CAIRO — As the intense rivalry between Saudi Arabia and Iran continues to threaten Middle East stability, Egypt has been trying to play a mediating role. When the crisis recently extended into Lebanon, Cairo began deploying efforts to keep the small country from being dragged into a regional military conflict.
Egypt's foreign initiatives coincide with escalating tension between Saudi Arabia on one side and Iran and Hezbollah on the other. Hezbollah, a Shiite militant group, is based in Lebanon but is backed by Iran. Saudi Arabia is pressuring Lebanon to put a lid on Hezbollah activity.
Many believe part of that pressure involved the surprise resignation of Lebanese Prime Minister Saad Hariri. On Nov. 4, Hariri abruptly announced his resignation in a televised speech from Riyadh. Hariri cited death threats against him and accused Hezbollah and Iran of disseminating strife in the region.
Hariri withdrew his resignation two weeks later after a flurry of diplomatic activity.
In mid-November, Egyptian President Abdel Fattah al-Sisi dispatched Egyptian Foreign Minister Sameh Shoukry to deliver private messages to Arab leaders on a three-day tour that included stops in Saudi Arabia, Jordan, the United Arab Emirates, Kuwait, Bahrain and Oman. According to the ministry, Shoukry’s tour came “as part of consultations between Egypt and brotherly Arab [states] in light of the political developments in Lebanon and the growing challenges [threatening] the security of the region.”
Then, during a Nov. 19 emergency session of Arab League foreign ministers in Cairo, Shoukry and others called for Iran to immediately stop providing support for armed militias in Arab countries. He noted that Iran has been aware of this stance and added, “Iran should take a clear position confirming its commitment to respect the sovereignty of Arab states.”
The majority of Iranians are Persian; only about 2% of its population is Arab.
Meanwhile — after meetings that involved Hariri traveling to Egypt and then to Paris to meet with President Emmanuel Macron, as well as a call between Aoun and Sisi — Hariri returned to Lebanon and, on Nov. 22, withdrew his resignation upon Aoun’s request — a step they said aimed to defuse the escalated tensions in the Middle East. Hariri said his talk with Sisi had focused on “the need for Lebanon to distance itself from the regional conflicts.”
In the same report, the paper also cited anonymous sources as saying Egypt had asked the UAE to pressure Saudi Crown Prince Mohammed bin Salman "not to take erratic steps, but rather to stabilize the situation in Lebanon by allowing Hariri to review his Lebanese agreements and remain in the premiership.”
It seems Sisi’s flexible foreign policy has given his country the reputation of a pragmatic mediator.
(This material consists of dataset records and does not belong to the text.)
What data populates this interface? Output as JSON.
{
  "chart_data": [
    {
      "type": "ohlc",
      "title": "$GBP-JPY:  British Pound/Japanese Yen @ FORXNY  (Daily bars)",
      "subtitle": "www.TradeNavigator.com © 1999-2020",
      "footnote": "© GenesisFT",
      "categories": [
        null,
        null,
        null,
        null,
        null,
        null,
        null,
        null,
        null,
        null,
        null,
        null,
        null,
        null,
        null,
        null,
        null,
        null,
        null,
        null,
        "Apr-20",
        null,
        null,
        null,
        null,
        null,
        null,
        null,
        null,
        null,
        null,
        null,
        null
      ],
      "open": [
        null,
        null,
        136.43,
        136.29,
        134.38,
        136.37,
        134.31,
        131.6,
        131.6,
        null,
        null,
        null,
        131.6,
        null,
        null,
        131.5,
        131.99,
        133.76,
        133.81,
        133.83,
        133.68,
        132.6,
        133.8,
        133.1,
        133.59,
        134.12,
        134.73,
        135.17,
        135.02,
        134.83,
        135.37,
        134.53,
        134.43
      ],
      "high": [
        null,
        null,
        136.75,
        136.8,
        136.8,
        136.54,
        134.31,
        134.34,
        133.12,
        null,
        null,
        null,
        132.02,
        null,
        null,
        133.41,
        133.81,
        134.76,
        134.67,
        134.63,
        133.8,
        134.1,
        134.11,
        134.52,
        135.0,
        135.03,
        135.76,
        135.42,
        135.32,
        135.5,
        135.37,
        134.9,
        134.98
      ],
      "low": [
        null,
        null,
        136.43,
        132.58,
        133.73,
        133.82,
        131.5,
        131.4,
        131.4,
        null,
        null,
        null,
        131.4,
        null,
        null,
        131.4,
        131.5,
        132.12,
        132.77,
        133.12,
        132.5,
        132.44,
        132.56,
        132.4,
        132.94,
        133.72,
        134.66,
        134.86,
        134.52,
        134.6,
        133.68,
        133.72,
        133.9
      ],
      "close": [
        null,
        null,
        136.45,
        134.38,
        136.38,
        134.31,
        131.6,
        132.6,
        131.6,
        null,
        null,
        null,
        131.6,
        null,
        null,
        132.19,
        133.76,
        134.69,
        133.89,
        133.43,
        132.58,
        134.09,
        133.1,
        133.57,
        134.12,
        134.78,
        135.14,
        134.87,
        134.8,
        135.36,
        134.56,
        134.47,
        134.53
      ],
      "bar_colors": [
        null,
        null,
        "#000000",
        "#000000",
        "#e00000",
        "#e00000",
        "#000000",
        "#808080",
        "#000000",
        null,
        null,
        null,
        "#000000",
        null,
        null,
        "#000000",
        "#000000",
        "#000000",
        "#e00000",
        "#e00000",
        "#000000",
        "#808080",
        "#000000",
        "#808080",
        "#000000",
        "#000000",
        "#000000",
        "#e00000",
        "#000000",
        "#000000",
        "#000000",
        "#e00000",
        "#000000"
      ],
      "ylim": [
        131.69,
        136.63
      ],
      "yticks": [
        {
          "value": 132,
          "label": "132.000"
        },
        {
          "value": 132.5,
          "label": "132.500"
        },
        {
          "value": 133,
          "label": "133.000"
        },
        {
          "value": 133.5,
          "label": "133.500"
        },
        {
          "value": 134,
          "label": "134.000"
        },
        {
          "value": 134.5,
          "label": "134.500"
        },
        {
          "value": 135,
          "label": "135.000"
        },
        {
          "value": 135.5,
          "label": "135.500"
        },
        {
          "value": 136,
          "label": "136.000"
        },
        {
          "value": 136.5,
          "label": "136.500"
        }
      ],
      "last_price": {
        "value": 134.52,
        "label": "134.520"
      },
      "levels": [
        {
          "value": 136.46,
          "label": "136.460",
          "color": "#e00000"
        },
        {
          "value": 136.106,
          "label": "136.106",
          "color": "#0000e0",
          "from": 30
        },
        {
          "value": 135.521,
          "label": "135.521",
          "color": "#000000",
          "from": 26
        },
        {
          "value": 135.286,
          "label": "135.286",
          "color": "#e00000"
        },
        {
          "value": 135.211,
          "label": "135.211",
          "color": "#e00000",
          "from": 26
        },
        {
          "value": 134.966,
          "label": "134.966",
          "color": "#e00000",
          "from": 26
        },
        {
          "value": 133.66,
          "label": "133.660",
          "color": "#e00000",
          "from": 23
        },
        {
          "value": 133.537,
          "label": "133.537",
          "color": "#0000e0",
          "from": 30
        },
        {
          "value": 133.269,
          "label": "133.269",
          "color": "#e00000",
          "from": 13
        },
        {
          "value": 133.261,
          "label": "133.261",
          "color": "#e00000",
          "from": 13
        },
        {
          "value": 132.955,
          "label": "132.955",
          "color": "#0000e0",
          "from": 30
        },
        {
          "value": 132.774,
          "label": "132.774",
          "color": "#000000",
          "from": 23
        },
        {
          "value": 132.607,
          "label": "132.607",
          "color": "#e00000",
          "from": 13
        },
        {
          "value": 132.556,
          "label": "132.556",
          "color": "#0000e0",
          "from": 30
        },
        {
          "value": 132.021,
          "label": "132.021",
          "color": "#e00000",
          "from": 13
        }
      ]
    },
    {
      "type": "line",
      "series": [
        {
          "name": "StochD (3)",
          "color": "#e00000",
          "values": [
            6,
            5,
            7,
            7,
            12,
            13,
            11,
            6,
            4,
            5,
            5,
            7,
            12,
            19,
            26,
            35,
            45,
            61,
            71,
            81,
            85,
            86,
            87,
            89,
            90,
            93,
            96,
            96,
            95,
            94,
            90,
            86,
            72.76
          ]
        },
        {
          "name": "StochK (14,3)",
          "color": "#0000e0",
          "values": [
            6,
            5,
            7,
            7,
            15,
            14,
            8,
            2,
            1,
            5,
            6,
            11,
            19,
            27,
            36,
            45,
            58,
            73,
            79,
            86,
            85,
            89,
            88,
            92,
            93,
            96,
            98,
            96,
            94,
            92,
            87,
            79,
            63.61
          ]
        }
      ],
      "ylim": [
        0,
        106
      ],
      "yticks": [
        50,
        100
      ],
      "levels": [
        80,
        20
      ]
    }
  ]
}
This was made clear Oct. 12 when, under Egyptian sponsorship, the rival Palestinian movements Fatah and Hamas signed a reconciliation deal to end their 10-year division.
Gilan Gabar, a member of the Egyptian Council for Foreign Affairs (ECFA), said, “Egypt succeeded in curbing the crisis [in Lebanon] to prevent a military [confrontation] and limit it to a political context.” Gabar told Al-Monitor by phone, “The Egyptian mediation between the Arab Gulf and Tehran started effectively when the Lebanese crisis erupted.”
Lebanese political author Najat Sharafeddine told Al-Monitor by phone that the Egyptian mediation came at the direct request of Lebanon's Berri during his Nov. 5 meeting with Sisi in Egypt. She said, “Sisi [asked] Berri to deliver an implicit message to Hezbollah, asking the movement to lower its tone [to allow] for negotiations with Saudi Arabia.”
ECFA member Rakha Hassan told Al-Monitor that Egypt's vision doesn't align with Saudi Arabia’s concerning the [recent] developments in Lebanon, adding, “The Lebanese crisis was triggered by Saudi Arabia, not Iran.”
He added, “Iran is a regional force competing with Egypt, not an enemy. We maintain cautious relations with Iran to please the Gulf.”
Hassan believes the Egyptian mediation was widely welcomed in Iran, while Saudi Arabia expressed reservations.
Diplomatic ties between Cairo and Tehran have been severed since 1980, when deposed Iranian Shah Mohammad Reza Pahlavi found refuge in Cairo after the Iranian Revolution, considering Egypt to be a regional Sunni force. But since Sisi came to power in 2014, Egypt has been on a cautious and balanced foreign diplomatic path with regional countries, including Iran — which may not only be beneficial to Egypt itself, but also for the entire region.